With the movie beginning and ending with Barbra Streisand’s “Prisoner,” we’re reminded that the title role was originally intended for her with her then-boy friend Jon Peters producing, but Faye Dunaway is a more than reasonable replacement giving a performance of jangled nerves and disbelieving shock as her friends drop one-by-one. Tommy Lee Jones’ Southern accent seems a bit fish-out-of-water surrounded by the genuine brogues of his fellow New York police officers (especially Frank Adonis’ Detective Sal Volpe who seems to live and breathe Little Italy), but his performance as dedicated detective John Neville seems earnest and true. Rene Auberjonois offers great sophistication as Laura’s hardcore agent, and Brad Dourif offers another of his off-kilter comrades who’s a victim of circumstances. Real-life models Lisa Taylor and Darlanne Fluegel ring completely true as models Michelle and Lulu while Raul Julia does what he can with the vastly underwritten role of Laura’s unbalanced ex-husband Michael.
3D Rating: NA
The film is presented in its original theatrical aspect ratio of 1.85:1 with 1080p resolution using the AVC codec. While sharpness is never razor-edged, the transfer is certainly acceptably clear and clean throughout with no signs of any age-related artifacts. Color is more than adequate without ever being deeply saturated, and the “Laura visions” of the murders are appropriately soft focused and lacking color vibrancy. Black levels are excellent seen especially at Laura’s gallery premiere which really offers the best sequence for strong contrast and vivid sharpness and color. The movie has been divided into 12 chapters.

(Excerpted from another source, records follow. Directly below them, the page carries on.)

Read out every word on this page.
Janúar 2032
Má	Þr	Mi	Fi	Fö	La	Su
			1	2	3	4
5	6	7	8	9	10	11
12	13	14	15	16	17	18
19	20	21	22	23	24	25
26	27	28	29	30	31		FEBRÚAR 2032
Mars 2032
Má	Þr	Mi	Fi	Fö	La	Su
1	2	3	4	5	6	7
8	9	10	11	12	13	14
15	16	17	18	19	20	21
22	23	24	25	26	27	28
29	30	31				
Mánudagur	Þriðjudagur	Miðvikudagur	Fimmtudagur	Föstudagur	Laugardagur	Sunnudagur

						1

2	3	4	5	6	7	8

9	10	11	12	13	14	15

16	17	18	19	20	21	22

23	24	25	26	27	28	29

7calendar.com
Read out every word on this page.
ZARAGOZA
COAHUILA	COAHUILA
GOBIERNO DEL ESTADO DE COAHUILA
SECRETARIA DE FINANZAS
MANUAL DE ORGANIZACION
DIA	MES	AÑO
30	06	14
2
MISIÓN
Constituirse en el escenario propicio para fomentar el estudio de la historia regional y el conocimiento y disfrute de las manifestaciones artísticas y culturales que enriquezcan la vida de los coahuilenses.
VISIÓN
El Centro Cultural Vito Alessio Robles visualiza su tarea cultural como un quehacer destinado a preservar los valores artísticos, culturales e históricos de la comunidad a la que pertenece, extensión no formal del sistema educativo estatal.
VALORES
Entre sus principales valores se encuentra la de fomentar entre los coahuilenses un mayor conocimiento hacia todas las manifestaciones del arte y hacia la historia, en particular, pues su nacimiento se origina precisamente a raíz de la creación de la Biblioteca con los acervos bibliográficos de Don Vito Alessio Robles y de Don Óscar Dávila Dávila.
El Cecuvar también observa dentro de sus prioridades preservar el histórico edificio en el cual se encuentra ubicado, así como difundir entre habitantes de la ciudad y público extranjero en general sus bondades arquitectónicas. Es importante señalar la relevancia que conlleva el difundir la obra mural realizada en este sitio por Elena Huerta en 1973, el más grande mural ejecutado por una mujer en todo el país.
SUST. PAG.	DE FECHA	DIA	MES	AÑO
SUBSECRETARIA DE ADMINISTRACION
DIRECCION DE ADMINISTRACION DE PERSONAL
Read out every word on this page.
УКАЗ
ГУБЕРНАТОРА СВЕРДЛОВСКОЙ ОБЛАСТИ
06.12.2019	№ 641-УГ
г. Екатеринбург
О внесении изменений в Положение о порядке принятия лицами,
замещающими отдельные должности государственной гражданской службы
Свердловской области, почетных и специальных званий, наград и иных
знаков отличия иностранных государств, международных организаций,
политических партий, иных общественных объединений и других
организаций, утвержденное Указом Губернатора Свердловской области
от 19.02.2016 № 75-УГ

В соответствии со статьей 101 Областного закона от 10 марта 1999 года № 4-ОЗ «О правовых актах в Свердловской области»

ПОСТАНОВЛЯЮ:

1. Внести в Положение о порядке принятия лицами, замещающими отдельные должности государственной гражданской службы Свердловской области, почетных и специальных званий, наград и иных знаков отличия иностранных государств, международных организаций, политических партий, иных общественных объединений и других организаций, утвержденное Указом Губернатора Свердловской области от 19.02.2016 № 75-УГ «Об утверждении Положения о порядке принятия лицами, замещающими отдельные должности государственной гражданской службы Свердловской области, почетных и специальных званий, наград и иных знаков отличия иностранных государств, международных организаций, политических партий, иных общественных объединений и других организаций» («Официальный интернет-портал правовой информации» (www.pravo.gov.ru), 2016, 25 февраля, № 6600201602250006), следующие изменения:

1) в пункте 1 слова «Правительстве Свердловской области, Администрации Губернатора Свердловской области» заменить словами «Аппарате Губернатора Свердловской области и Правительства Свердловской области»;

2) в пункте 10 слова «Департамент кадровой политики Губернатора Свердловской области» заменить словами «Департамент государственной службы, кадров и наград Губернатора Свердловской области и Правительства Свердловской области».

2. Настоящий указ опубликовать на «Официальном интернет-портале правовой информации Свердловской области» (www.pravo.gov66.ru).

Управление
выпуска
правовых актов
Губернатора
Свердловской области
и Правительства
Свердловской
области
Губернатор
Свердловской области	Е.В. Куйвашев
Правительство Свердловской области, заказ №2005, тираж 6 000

The DTS-HD Master Audio 2.0 mono sound mix offers a very era-appropriate sound design. Dialogue comes through quite effectively throughout, mixed professionally with the tense music of Artie Kane and the sound effects which reflect late 1970s New York. There are no age-related issues like hiss, flutter, or crackle.
Special Features: 1.5/5
Audio Commentary: director Irvin Kershner shares some memories about making the film at the beginning though it’s not very long before he begins merely describing what we’re seeing on the screen.
Eyes of Laura Mars might have been an even more effective thriller than it turned out to be had the writing been a little more detailed with more extensive characterizations and some better development of the plot to ratchet the suspense more keenly and create a more complex puzzle for the viewer to solve. Still, the Mill Creek release of the movie on Blu-ray will likely please fans of the stars and the movie while others may prefer a rental rather than a purchase even with its pleasing low price.